Yeah, i know, 2009 is an old one, but it still alive, despite not supported by Microsoft.
Well, we still have a customer, who run NAV 2009 R2, and colleague of mine came across interesting issue: customer reported they lost all records in Record Link table. After some investigation it turned out that they had intention to create a test company – which lead they to the problem.
So, what they did? They took a native NAV backup, then renamed existing company, then restored a backup to bring live company back. Boom! No Record Links anymore!
I am not surprised – Record Link table has ‘data per company = no’ and a primary key ‘Link ID’ . ‘Company’ field with relation to ‘company.name’ isn’t part of key…
When you made a backup and then rename company ‘A’ to company ‘B’ system will update only ‘company‘ field in the record link table. Then when you restore original company ‘A’ backup if you include data common to all companies – system will not overwrite Record Link table – it will just skip records with same ID (and PK isn’t changed, you see!) .
So, how to solve then?
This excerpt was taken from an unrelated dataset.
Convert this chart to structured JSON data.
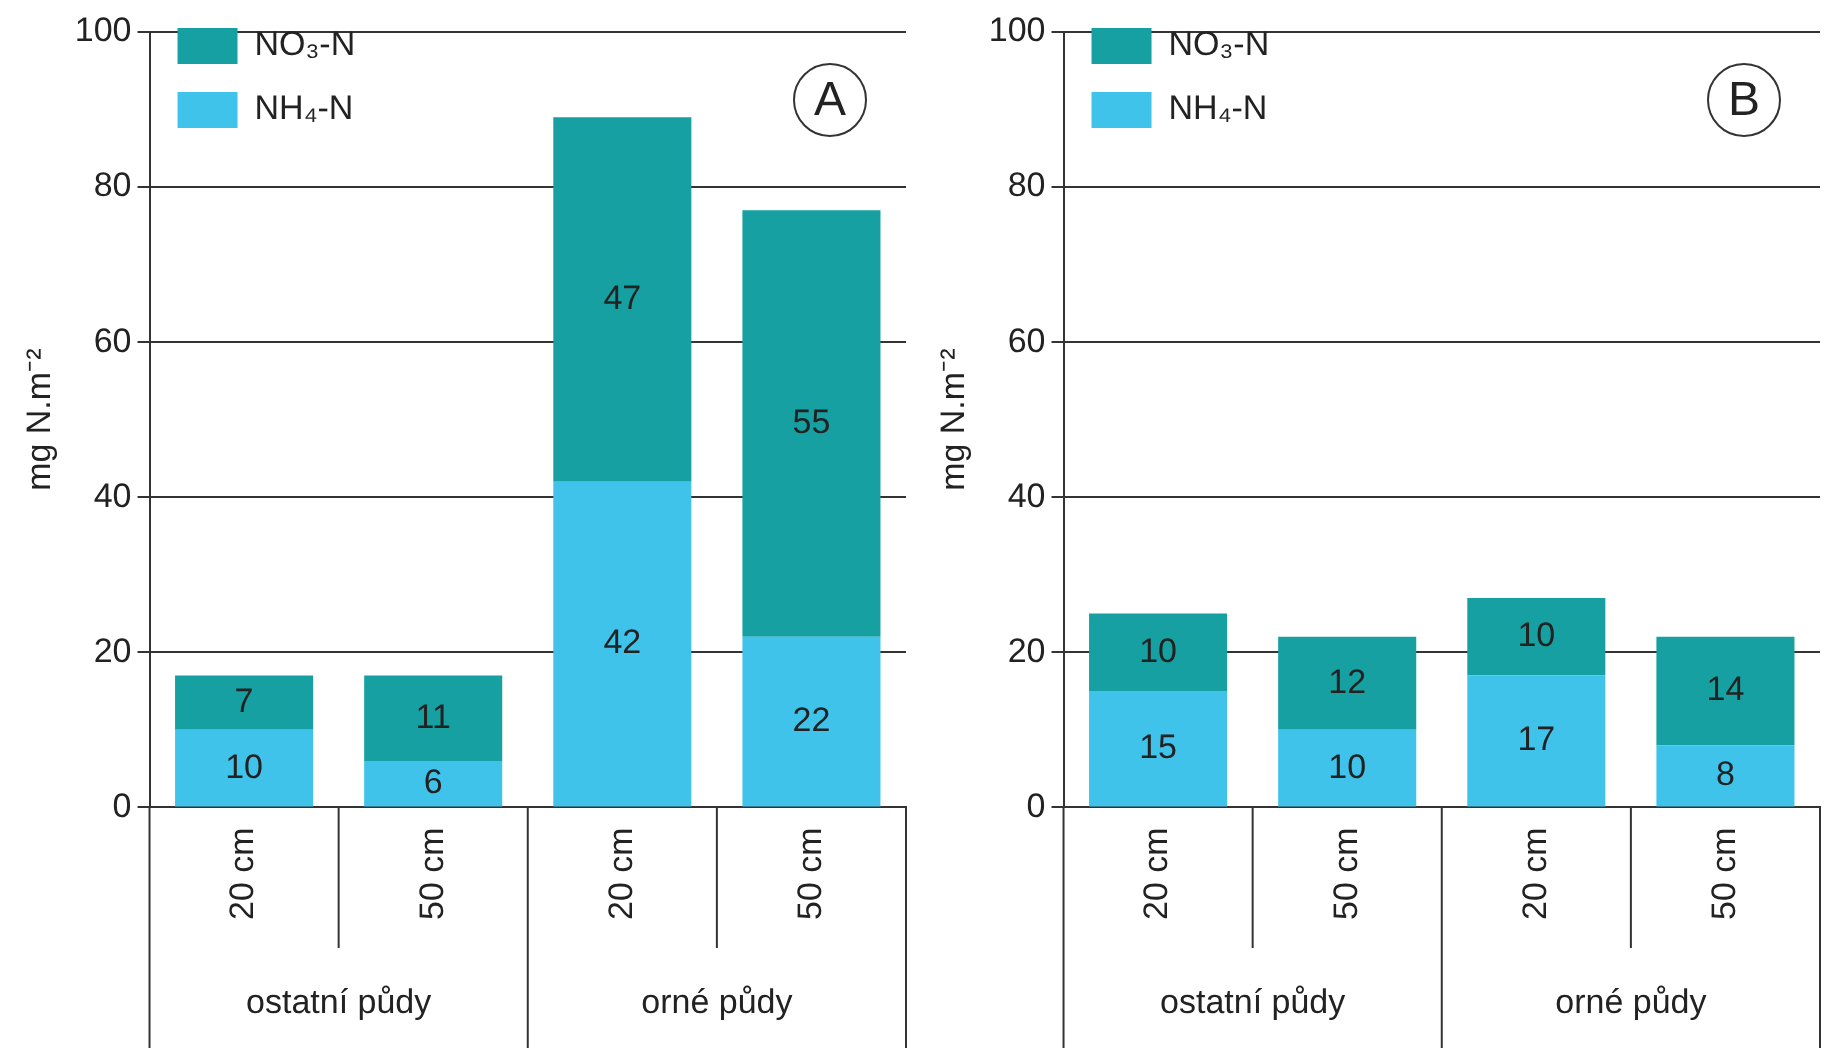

The answer is simple: just a line of code:
RecordLink.Modyfyall(Company, ‘A’)
assuming there was only one company before.
Yeah, this solve the problem, but what we can do to avoid the issue when we want a test company in old good NAV 2009 R2? My common sense tell me that there is a simple way to avoid that sort of issues.
1. Make a company A backup
2. Restore to clean DB
3. Rename restored to new name (B)
4. Take a backup
5. Restore taken backup to live DB, which will create exact copy of A company with name B.
Of course, test company B will not have a Record Links, as they had same ID, therefore not overwritten, but company still A in Record Link table.
Seems like design flaw in 2009 – but do we care about this? More interesting: it is the same Record Link table structure in latest versions. OK, we can’t copy company in NAV 2013, but can in NAV 2013 R2 and NAV 2015. I’ll investigate and report later how this behave in modern NAV.